Zudem wird der Strombedarf der Haushalte durch die Elektromobilität steigen …

Viele Kunden wollen die Brennstoffzelle mit einem Elektroauto kombinieren, wenn nicht sofort, dann in absehbarer Zeit. Dann muss das Aggregat ordentlich Strom liefern.

Welchen Strombedarf haben die Elektroautos?

Einen BMW I-3 kann man mit sechs Ampere laden, das sind zwei Kilowatt. Einen Tesla kann man mit 1,2 Kilowatt versorgen. Nachts steht er in der Garage, da kann die Brennstoffzelle seine Akkus aufladen. Oder gewerbliche Nutzer wie die Pflegedienste: Sie wollen die kurzen Strecken mit Elektroautos abwickeln. Da passt die Brennstoffzelle ausgezeichnet.

Ist die Technik Ihrer Meinung nach so ausgereift, dass sie verstärkt eingesetzt werden kann?

Zweifellos ja. Aber viele Fachhandwerker sind verunsichert, weil beispielsweise große Hersteller wie Vaillant ihre hochfliegenden Versprechungen bisher nicht eingelöst haben. Viessmann hat zwar ein Heizgerät mit Brennstoffzelle. Aber das ist keine Eigenentwicklung, sondern ein Produkt von Panasonic. Also öffnet sich eine Nische für junge Unternehmen, die solche Geräte bereits entwickelt haben und mittlerweile über große Erfahrungen aus dem Feld verfügen.

Was wünschen Sie sich für die nahe Zukunft?

Eine Blue Gen, die man mit Flüssiggas betreiben kann. Etliche potenzielle Kunden fragen uns danach. Einfache Förderungen, die auch Kaskadenanlagen zulassen, und hohe Energiepreise. Mir ist es lieber, auf Subventionen komplett zu verzichten, wenn hohe Energiepreise dazu führen, dass sich die Anlagen in sieben Jahren selber rechnen. Auch die Bürokratie sollte massiv reduziert werden. Mieterstrommodelle und Stromverkäufe an Nachbarn sollten so einfach und so unkompliziert wie möglich sein.

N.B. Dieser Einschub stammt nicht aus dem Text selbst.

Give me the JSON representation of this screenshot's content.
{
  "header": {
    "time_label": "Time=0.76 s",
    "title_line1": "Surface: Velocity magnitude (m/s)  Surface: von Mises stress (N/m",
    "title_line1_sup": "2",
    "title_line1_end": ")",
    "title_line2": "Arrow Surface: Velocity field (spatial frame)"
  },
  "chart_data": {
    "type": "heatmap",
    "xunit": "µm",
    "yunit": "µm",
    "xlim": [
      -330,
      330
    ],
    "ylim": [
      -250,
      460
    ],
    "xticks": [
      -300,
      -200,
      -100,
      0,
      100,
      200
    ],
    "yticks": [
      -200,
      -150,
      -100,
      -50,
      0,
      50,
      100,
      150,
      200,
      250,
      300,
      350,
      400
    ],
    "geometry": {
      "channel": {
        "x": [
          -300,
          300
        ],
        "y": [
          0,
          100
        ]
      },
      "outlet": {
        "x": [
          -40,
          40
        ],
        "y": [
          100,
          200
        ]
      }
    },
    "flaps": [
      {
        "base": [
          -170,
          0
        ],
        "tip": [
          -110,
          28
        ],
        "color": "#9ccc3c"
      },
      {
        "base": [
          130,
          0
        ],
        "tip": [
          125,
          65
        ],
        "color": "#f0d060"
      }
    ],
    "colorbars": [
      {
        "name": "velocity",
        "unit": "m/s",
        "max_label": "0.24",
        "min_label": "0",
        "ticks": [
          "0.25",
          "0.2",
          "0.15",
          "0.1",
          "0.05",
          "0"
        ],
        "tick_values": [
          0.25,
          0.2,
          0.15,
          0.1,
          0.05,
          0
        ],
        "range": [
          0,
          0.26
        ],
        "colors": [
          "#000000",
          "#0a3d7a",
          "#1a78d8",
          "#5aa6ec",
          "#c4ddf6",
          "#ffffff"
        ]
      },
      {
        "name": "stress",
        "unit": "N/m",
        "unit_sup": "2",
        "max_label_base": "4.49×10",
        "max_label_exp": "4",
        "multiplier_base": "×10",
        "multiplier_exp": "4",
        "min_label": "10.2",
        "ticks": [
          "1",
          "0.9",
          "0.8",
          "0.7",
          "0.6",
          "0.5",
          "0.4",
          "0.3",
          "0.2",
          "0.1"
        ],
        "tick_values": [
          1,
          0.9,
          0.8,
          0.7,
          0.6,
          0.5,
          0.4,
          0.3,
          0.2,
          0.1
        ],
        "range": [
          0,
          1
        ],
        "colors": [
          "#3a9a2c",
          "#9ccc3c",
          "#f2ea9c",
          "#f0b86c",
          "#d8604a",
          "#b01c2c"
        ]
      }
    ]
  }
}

Die Fragen stellte Heiko Schwarzburger.

www.juergenhohnen.de

Jürgen Hohnen

ist Gründer und Geschäftsführer der Jürgen Hohnen GmbH. Er ist Zentralheizungs- und Lüftungsbaumeister, Gas- und Wasserinstallateurmeister, Elektrotechniker sowie geprüfter Umweltberater im Handwerk. Das Unternehmen wurde mehrfach ausgezeichnet und hat sich auf Systeme zur regenerativen Stromversorgung und stromproduzierende Heizungssysteme spezialisiert. In den vergangenen zehn Jahren entwickelte sich das Unternehmen vom klassischen Heizungsbau zu einem der regional führenden Anbieter von Energiesparlösungen in Nordrhein-Westfalen.

Solid Power

Blue Gen bietet 1,5 Kilowatt elektrische Leistung

Die SOFC-Brennstoffzelle des Herstellers Solid Power bietet eine elektrische Leistung von 1,5 Kilowatt, gehört also zur Mikro-KWK. Als Brennstoff kommt Erdgas zum Einsatz, das im integrierten Reformer umgesetzt wird. Das Aggregat ist für die Grundlastabdeckung konzipiert, sollte also durchlaufen. Aufgrund des hohen elektrischen Wirkungsgrades von 60 Prozent erzeugt das Blue Gen im Jahr rund 13.000 Kilowattstunden Strom.

Rechnet man die nutzbare Abwärme (35 Grad Celsius) mit ein, erreicht das System einen Gesamtwirkungsgrad von 85 Prozent. Die maximale Abgastemperatur erreicht 200 Grad Celsius. Bis zu sechs Blue Gen können auf einen Abgasstrang geschaltet werden.

Bei einer Intersport-Filiale in Landau wurde ein solches Aggregat installiert. Es läuft in Kombination mit 15 Kilowatt Photovoltaik. Die Laufzeit der Brennstoffzelle wurde auf zehn Jahre berechnet. Der Betreiber des rund 900 Quadratmeter großen Geschäfts spart rund 12.700 Euro Energiekosten für Strom und Wärme.

Blue Gen entstand bei der Firma Ceramic Fuel Cells, die zwischenzeitlich von Solid Power übernommen wurde. Die Fertigung und der Vertrieb befinden sich in Heinsberg bei Erkelenz in Nordrhein-Westfalen. In den vergangenen vier Jahren wurden europaweit rund 700 Blue-Gen-Geräte installiert, die bereits mehr als 1,2 Millionen Betriebsstunden absolvierten.